Relief officials in Madagascar have begun airlifting emergency food supplies to northern Madagascar, which has been devastated by a series of deadly storms. Correspondent Scott Bobb reports from our Southern Africa Bureau in Johannesburg.
The U.N. World Food Program says the first shipment of a planned 100 tons of food has been flown to several towns in northwestern Madagascar.
WFP Spokesman Michael Huggins says people there desperately need food and other supplies.
"The situation for many thousands of people in northern Madagascar is quite grave at the moment," said Huggins. "They have exhausted a lot of their food supplies during the past couple of weeks."
Northern Madagascar in the past two months was hit by two major cyclones that killed 150 people and left nearly 200,000 in need of help. During the same period, three other cyclones and several severe storms also hit the island.
The storms caused extensive damage to roads and bridges and cut off communities in the region from the rest of the country.
Huggins says the WFP plans to deliver enough food by helicopter to last these people several months.
"In that time we hope that the government and local communities are going to be able to rebuild the bridges and the roads that were destroyed during the cyclone season so that road convoys can get through again," added Huggins.
The region is an important producer of rice and vanilla, and these crops have also been hard hit by the storms.
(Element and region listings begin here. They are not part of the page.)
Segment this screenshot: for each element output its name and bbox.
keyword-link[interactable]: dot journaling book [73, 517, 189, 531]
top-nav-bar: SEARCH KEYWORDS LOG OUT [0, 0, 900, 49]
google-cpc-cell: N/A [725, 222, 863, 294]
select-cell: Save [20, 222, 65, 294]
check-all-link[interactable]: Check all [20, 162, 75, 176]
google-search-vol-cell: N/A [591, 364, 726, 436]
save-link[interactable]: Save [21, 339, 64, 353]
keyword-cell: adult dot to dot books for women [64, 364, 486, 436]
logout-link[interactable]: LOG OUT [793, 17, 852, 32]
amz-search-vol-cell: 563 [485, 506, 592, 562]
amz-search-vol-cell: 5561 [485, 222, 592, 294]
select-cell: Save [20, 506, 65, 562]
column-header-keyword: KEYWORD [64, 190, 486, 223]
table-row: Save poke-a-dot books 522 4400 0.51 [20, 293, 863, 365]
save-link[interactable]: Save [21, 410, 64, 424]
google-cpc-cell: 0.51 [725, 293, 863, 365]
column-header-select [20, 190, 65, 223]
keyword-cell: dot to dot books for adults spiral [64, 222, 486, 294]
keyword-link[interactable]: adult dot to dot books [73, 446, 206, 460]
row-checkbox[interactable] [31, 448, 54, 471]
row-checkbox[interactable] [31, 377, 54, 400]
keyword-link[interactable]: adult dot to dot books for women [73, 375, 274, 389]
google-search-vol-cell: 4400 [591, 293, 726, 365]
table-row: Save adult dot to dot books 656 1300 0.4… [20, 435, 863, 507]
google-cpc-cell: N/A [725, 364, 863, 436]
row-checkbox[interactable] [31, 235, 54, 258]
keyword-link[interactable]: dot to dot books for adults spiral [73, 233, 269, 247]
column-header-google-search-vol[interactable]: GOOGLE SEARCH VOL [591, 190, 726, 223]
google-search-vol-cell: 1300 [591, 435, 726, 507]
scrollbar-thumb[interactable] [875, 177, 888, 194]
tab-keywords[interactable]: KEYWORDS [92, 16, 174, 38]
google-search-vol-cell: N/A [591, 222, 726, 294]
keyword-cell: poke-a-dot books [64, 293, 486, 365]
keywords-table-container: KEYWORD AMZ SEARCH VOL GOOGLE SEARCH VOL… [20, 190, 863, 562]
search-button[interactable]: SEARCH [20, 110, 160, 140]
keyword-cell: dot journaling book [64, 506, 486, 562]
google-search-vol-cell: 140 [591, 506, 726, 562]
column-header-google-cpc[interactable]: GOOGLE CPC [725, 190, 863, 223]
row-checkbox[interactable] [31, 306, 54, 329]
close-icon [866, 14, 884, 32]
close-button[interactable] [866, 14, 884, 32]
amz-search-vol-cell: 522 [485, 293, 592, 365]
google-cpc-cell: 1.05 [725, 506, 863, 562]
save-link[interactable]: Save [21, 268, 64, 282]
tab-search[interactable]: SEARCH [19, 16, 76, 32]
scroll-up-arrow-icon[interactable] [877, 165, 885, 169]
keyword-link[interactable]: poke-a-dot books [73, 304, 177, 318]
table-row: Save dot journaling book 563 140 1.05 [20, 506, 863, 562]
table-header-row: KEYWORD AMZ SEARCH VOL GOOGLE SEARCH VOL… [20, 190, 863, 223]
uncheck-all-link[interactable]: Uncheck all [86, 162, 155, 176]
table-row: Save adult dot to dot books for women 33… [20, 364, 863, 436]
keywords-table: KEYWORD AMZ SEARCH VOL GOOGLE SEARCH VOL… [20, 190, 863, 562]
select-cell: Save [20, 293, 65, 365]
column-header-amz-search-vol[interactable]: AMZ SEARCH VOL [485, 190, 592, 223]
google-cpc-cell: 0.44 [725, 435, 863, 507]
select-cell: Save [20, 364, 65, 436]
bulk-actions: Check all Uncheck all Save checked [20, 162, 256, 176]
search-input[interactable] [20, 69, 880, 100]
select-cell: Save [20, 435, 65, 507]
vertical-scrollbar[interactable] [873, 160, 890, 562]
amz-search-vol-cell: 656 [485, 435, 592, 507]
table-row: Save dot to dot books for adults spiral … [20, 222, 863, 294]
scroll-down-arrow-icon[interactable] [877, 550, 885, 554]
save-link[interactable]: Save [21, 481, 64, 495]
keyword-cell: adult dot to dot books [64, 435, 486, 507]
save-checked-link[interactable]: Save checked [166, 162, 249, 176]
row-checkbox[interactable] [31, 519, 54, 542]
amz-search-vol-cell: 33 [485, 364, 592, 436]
The humanitarian supplies will allow victims to work in their fields until the next harvest later this year.
Meanwhile, relief agencies in Madagascar are struggling to provide humanitarian assistance to an estimated 500,000 people in the southern part of the island. They lost much of their crops this year due to drought and officials are concerned over declining nutrition levels among the most vulnerable members of this group.